Handling nested data
Until now all our transforms have left us with the same number of rows as we had before.
There are some transforms that change the number of rows.
As we learn about this we have to think hard about what each row means. For example look at these data:
course_name | students_enrolled |
---|---|
Divination | Harry, Ron |
Herbology | Hermione, Harry |
Flying Lessons | Harry, Hermione, Ron |
What does a single row represent? Here a single row represents a course. If we count the number of rows we could find out the number of different courses being taught.
Inside the second column, though, we see names of students that are comma-separated. These sort of fields are common, especially with data that has been hand entered. We call these structured “nested”.
We can “unnest” the data, changing the grain of the table so that we have one row per item in the list:
course_name | students_enrolled |
---|---|
Divination | Harry |
Divination | Ron |
Herbology | Hermione |
Herbology | Harry |
Flying Lessons | Harry |
Flying Lessons | Hermione |
Flying Lessons | Ron |
When we un-nest lists inside columns in this way, we get the same number of columns, but a different number of rows. The grain of the table has changed. If we count the rows now, we don’t get the count of the courses.
Nesting
We can also move the other way, moving a list into a cell. Again this changes the grain of the table and usually makes fewer rows.

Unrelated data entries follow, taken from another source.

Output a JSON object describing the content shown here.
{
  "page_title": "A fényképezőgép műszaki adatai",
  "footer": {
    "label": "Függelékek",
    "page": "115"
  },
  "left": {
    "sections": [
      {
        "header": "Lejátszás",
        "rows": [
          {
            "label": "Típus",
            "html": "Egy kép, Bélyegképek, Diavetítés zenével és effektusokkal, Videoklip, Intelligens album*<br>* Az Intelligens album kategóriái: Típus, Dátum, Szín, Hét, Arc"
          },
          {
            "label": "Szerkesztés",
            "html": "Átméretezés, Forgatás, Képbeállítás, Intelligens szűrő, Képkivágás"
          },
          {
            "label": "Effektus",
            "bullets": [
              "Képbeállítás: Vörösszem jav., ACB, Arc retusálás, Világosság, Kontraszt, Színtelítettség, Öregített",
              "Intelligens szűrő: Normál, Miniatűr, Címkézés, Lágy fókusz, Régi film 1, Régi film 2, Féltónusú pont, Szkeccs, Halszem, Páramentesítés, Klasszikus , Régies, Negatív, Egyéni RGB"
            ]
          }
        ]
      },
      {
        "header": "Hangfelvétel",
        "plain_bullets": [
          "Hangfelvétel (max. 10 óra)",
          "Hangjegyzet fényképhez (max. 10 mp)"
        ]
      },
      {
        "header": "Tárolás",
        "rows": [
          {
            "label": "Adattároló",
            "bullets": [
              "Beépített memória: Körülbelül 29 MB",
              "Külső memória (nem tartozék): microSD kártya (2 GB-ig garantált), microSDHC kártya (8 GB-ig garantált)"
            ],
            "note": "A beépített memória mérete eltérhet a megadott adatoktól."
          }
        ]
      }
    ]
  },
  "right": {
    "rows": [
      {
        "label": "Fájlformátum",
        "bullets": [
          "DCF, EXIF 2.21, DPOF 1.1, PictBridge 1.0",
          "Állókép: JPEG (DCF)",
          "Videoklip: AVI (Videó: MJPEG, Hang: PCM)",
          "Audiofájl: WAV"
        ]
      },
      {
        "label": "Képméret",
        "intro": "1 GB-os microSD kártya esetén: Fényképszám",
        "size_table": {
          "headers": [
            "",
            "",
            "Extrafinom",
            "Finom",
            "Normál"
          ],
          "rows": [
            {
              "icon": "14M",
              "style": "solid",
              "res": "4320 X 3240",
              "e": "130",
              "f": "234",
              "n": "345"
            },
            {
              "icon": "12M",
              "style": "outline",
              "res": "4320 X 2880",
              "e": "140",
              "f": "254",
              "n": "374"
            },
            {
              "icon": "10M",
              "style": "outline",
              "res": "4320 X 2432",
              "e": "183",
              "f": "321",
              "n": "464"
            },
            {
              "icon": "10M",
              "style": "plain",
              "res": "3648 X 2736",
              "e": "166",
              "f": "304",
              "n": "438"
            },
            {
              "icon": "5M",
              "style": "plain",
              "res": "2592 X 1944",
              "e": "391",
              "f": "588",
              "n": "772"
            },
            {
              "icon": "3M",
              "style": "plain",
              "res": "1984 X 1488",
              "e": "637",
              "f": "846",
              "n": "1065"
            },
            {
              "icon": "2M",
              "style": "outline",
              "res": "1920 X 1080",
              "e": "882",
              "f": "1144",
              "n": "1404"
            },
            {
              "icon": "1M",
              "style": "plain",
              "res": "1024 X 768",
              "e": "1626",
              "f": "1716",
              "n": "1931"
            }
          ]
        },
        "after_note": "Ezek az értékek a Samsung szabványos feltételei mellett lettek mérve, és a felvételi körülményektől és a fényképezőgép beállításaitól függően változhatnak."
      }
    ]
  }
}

We can take our longer table, with a row for each combination of course and student, and nest the courses per student. This time we have a row for each student, and a list of the courses they have taken.
student | courses_enrolled |
---|---|
Harry | Divination, Herbology, Flying Lessons |
Hermione | Herbology, Flying Lessons |
Ron | Divination, Flying Lessons |
We took data nested in one way, stretched it out by unnesting, and then re-nested it another way. Now that’s some wranglin’.